My initial work with Emma Andrews’ diaries has expanded to include archival material for institutional and private collections in the US and Europe related to egyptology in the so-called ‘Golden Age’ at the end of the 19th and beginning of the 20th centuries. The aim of this work is to create a digital repository of this material, which will be freely available for research and analysis.

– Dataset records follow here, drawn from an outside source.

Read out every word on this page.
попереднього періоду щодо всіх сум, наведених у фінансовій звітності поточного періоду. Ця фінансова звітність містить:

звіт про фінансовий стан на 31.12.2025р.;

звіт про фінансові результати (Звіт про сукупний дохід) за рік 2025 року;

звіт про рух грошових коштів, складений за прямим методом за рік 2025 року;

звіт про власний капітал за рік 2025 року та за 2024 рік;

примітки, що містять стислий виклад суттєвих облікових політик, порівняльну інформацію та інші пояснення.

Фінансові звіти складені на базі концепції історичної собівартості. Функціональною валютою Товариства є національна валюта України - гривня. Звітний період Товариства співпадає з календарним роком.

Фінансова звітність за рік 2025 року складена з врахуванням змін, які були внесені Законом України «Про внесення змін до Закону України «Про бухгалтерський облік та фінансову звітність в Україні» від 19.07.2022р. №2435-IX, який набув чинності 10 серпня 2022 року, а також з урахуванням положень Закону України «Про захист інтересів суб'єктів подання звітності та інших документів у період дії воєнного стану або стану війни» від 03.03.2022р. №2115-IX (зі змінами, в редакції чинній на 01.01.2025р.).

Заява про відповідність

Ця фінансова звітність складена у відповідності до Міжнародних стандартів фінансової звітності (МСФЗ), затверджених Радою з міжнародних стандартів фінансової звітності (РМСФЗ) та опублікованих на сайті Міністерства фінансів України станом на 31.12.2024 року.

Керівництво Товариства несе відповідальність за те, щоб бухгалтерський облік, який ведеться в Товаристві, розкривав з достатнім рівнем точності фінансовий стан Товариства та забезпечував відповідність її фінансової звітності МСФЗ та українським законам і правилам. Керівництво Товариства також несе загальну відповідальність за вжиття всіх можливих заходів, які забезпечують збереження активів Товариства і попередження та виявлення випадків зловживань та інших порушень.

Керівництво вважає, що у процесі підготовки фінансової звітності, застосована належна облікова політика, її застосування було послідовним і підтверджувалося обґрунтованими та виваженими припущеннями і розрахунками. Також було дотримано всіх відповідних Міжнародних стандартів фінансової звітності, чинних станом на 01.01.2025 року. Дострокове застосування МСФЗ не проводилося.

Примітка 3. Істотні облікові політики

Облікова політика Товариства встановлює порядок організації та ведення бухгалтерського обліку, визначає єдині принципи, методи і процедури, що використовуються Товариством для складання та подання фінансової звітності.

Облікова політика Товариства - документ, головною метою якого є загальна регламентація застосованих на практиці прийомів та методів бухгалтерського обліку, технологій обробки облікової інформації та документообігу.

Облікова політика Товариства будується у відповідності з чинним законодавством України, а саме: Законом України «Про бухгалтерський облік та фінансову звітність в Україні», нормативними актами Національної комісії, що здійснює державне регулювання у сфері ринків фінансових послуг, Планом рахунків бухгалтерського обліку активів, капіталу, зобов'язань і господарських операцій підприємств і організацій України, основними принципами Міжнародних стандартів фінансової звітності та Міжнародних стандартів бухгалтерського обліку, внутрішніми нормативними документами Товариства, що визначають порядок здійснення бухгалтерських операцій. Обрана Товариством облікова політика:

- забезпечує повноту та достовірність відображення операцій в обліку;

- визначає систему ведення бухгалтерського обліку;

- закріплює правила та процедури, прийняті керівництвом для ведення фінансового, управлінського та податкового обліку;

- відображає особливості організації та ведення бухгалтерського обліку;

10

One of the goals of the Emma B. Andrews project is to re-create Emma’s network of correspondents and her social circle on a digital platform. Working collaboratively with student interns, I have been been researching biographical information about the individuals Emma interacts with and describes in her diaries, and the preliminary results are displayed in our ‘Emmapedia‘. This resource is constantly being updated with the aim of creating a searchable biographical index, linked dynamically to the encoded diary and other related historical material.
Mrs. Emma B. Andrews
Emma B. Andrews is best remembered for her association with the millionaire lawyer turned archaeologist/art and antiquities collector, Theodore M. Davis. Traveling to Egypt with him between 1889 and 1912, she kept detailed journals of these voyages along the Nile, including his important yet under-reported excavations of 20 significant tombs in the Valley of the Kings. Emma provides a vital commentary on the archaeology and pioneering Egyptologists of the time. She paints a revealing picture of the lives of the colonial gentry and the cultural and scientific literati in Egypt at the dawn of the twentieth century. Yet little is known about this intriguing woman; my ongoing research includes seeking out information about Emma’s life with the goal of writing her biography which is set against the backdrop of cultural change, war, fabulous wealth and intercontinental travel.
Emma’s diaries are unpublished; analysis of the 19 volumes will afford scholars and a general audience access to important historical material for the first time. I am also working to transcribe and encode related archival material from institutional and private collections, including letters written to and by Emma Andrews.